Jochen Stanzl begann seine Karriere in der Finanzdienstleistungsbranche als Mitbegründer der BörseGo AG (jetzt stock3 AG), wo er 18 Jahre lang mit den Marken GodmodeTrader sowie Guidants arbeitete und Marktkommentare und Finanzanalysen erstellte.

Er kam im Jahr 2015 nach Frankfurt zu CMC Markets Deutschland, um seine langjährige Erfahrung einzubringen, mit deren Hilfe er die Finanzmärkte analysiert und aufschlussreiche Stellungnahmen für Medien wie auch für Kunden verfasst.
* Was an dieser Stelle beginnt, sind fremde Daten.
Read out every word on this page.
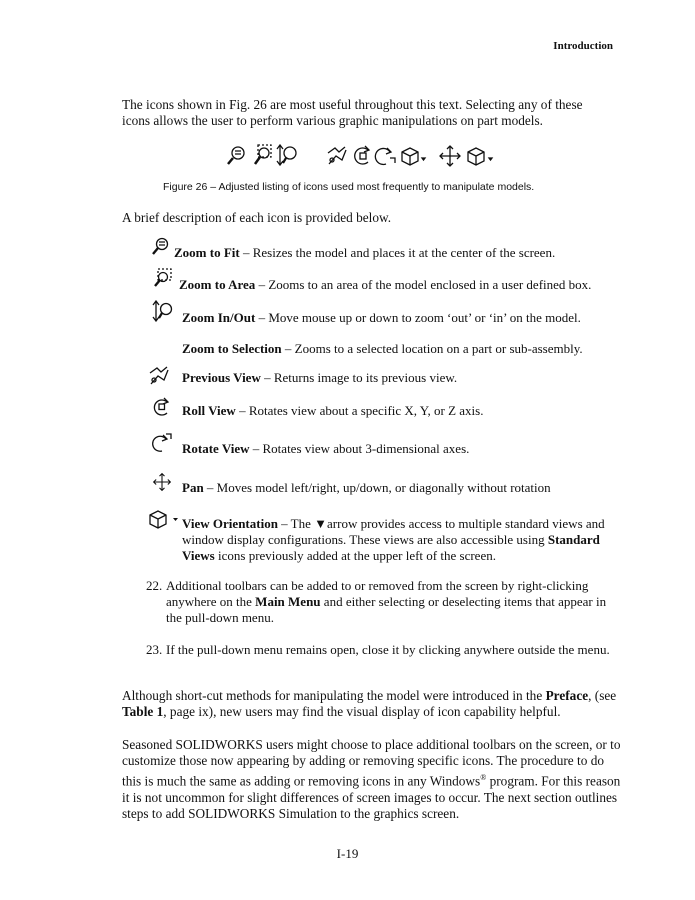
Introduction
The icons shown in Fig. 26 are most useful throughout this text. Selecting any of these icons allows the user to perform various graphic manipulations on part models.
Figure 26 – Adjusted listing of icons used most frequently to manipulate models.
A brief description of each icon is provided below.
Zoom to Fit – Resizes the model and places it at the center of the screen.
Zoom to Area – Zooms to an area of the model enclosed in a user defined box.
Zoom In/Out – Move mouse up or down to zoom ‘out’ or ‘in’ on the model.
Zoom to Selection – Zooms to a selected location on a part or sub-assembly.
Previous View – Returns image to its previous view.
Roll View – Rotates view about a specific X, Y, or Z axis.
Rotate View – Rotates view about 3-dimensional axes.
Pan – Moves model left/right, up/down, or diagonally without rotation
View Orientation – The ▼arrow provides access to multiple standard views and window display configurations. These views are also accessible using Standard Views icons previously added at the upper left of the screen.
22. Additional toolbars can be added to or removed from the screen by right-clicking anywhere on the Main Menu and either selecting or deselecting items that appear in the pull-down menu.
23. If the pull-down menu remains open, close it by clicking anywhere outside the menu.
Although short-cut methods for manipulating the model were introduced in the Preface, (see Table 1, page ix), new users may find the visual display of icon capability helpful.
Seasoned SOLIDWORKS users might choose to place additional toolbars on the screen, or to customize those now appearing by adding or removing specific icons. The procedure to do this is much the same as adding or removing icons in any Windows® program. For this reason it is not uncommon for slight differences of screen images to occur. The next section outlines steps to add SOLIDWORKS Simulation to the graphics screen.
I-19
Er ist zu Gast bei TV-Sendern wie Welt, Tagesschau oder n-tv, wird zitiert von Reuters, Handelsblatt oder DPA und sendet seine Einschätzungen über Livestreams auf CMC TV.

Jochen Stanzl verfolgt einen kombinierten Ansatz, der technische und fundamentale Analysen einbezieht. Dabei steht das 123-Muster, Kerzencharts und das Preisverhalten an wichtigen, neuralgischen Punkten im Vordergrund. Jochen Stanzl ist Certified Financial Technician” (CFTe) beim Internationalen Verband der technischen Analysten IFTA.